Right, but doesn’t it depend on the plastic? That’s why the first 3 columns makes sense. The last column doesn’t name a plastic, though, so what does that even mean? Is it the theoretical maximum speed that the extruder can push a 1.75mm filament, assuming no resistance at all? For example, with the hot end removed? No, it can’t be that, because the difference is due to whether the hotend is HF or not.
Since I dont see different ratings for different nozzle sixes, im assuming thats how fast the extruder could theoretically push filament with no resistance(max speed of the extruder servo)
Here’s my opinion on what these numbers mean. It is the highest theoretical limit of the nozzle’s ability to transfer heat into liquid plastic under optimal theoretical conditions. I believe this is based on the inner surface area and the wattage of the heater cartridge. Nothing to do with the ability to actually use that much plastic and have a reasonable outcome(at least with a 0.4 nozzle.)

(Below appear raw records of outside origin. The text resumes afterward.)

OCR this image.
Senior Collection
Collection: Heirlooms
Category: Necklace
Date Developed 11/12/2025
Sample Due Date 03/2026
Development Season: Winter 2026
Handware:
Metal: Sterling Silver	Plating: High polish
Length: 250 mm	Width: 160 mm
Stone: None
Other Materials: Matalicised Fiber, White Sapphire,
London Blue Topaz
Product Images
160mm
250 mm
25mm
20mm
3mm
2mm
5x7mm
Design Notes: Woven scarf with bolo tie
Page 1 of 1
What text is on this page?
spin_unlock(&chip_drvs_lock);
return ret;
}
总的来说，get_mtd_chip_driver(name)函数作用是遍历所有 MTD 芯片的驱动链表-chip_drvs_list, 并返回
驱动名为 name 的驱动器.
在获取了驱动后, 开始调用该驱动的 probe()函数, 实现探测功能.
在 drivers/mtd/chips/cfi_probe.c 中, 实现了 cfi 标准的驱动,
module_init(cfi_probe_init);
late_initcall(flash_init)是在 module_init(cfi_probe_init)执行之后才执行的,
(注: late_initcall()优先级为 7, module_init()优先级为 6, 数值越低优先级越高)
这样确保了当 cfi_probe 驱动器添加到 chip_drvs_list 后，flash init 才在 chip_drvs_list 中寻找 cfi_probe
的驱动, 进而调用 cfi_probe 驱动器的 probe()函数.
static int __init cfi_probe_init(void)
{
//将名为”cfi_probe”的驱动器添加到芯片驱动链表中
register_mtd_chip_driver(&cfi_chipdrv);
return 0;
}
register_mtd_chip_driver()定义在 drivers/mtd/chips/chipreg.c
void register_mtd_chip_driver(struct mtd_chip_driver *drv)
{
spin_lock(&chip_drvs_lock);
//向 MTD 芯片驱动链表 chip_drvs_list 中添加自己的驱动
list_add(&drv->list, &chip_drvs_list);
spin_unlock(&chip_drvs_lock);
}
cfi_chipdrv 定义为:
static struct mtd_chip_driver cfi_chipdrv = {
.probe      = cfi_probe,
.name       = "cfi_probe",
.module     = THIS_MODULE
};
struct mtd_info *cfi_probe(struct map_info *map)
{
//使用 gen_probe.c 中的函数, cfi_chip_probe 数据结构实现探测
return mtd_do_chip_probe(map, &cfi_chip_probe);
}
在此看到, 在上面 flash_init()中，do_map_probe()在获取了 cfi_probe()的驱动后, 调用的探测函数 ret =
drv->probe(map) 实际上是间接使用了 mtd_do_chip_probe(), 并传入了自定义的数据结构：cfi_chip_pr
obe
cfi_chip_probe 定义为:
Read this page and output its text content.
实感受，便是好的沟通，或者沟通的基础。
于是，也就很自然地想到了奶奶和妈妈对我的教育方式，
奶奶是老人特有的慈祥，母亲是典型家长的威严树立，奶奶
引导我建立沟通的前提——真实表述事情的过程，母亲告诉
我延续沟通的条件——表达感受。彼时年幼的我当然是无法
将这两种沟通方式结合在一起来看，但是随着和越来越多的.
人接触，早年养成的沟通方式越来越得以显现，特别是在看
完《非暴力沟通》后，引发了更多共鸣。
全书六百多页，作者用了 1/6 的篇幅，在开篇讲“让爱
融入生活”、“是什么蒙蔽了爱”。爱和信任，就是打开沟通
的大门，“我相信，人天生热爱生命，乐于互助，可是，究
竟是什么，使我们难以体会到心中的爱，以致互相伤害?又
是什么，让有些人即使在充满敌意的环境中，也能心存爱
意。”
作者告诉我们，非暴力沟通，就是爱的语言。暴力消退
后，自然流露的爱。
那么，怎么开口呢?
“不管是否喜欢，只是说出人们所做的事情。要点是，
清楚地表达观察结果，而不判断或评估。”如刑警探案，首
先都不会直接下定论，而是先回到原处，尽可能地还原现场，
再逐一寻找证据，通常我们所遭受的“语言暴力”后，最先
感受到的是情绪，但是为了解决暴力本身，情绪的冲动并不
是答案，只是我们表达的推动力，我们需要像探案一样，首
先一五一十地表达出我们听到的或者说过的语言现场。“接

IMO a 0.4 nozzle with a multi chamber flow path (CHT?) is completely worthless, especially when the original H2D nozzle can easily flow 25mm^3/s (I’ve personally been able to hit 30-40mm^3/s with ABS and ASA during testing) which easily bypasses the flow required for any reasonable printing speeds with a 0.4 nozzle. Any faster xy velocity and the print quality takes a big hit anyway. The only time you would be able to effectively use that much flow is a 0.6mm nozzle or bigger.
With the current motion system being so good it’s easy to run just ludicrous mode and receive almost 0 penalty, at least thats what i get most of the time with large rigid parts.
Or you could say, if you find that ludicrous mode works consistantly with a specific filament, you should then make a custom profiles with the changes. Max flow, accelerations etc.
Why would you have to turn everything into an argument? The mode exists and it’s just a easy way to boost acceleration and speed limits to 166%. Making a profile for each and every filament you use is extremely inefficient and time consuming. I have over 16 brands and >30 different filament types in stock, good luck on getting them all finetuned with countless hours of calibration prints.
This is the first reasonable use of these buttons I have heard of. My niche usage case is when I have a model with a point at the top and I have slowdown for layer time but I don’t really need it. In this case I know I can “push the limits” because the printer is already moving very slow. Noobs just turning on Ludacris because printer go brrrr and then crying about quality issues grind my gears. All the bambu FB pages are filled with these.
I see a few others have explained it already. Just wanted to throw out there that I’m pretty sure they use ABS to test the max volumetric flow rates.
100% in agreement with you. When I first got my Ali CHT and E3D HF nozzles for my X1 and P1s I went down the rabbit hole of creating custom filament and speed profiles for each brand and type I had and as I mostly used 3rd party filaments I very soon hit the upper limit of filament bambu will sync to the cloud. Eventually I realized the flow is increased by about 50-60% with HF nozzles with common filaments like PLA, ABS and ludicrous mode increases the speeds by the same amount and also bumps the acceleration. I still do max flow test and custom profiles when Im trying to print at the highest quality, but for prototypes and drafts ludicrous mode is a nice shortcut.
Now that I got the H2D Im not really bothering with custom filament profiles except “Generic TPU” and a few others. Also as auto PA calibration is much improved with H2D, I absolutely see no need for custom profiles for each filament brand and type, with very few exceptions.
I am confused; you wanted to know what Maximum Volumetric Speed means, specifically concerning the last column, which is labelled Maximum Volumetric Speed (the same thing).
Things veered off to trying to work out if the last column means a specific material, which it doesn’t. Nothing in the notes 1 & 2 relates to a direct correlation with the last column, simply their explanation of their testing regime.
Nope, for the reasons above.
That’s not the answer; that is a testing note about how they performed their test.
You had the answer.
You had a follow-up to the answer.
Now you have linked a reference to a testing note and postulated if there was a correlation they failed to write (as in the material), there wasn’t.
They could have selected ASA as the testing material, but it wouldn’t have made the final column ASA-related any more than it currently makes it ABS.
I hit this limit a long time ago, even before getting my H2D. Is there any way to get a higher limit? A one-time payment, a subscription,…, anything? It’s immensely irritating, especially given what should be the extremely low cost for the data storage. The number of bytes needed to preserve each profile should be paltry. I’m sure I’ve uploaded orders of magnitude more bytes just from all the photos I’ve posted to this forum.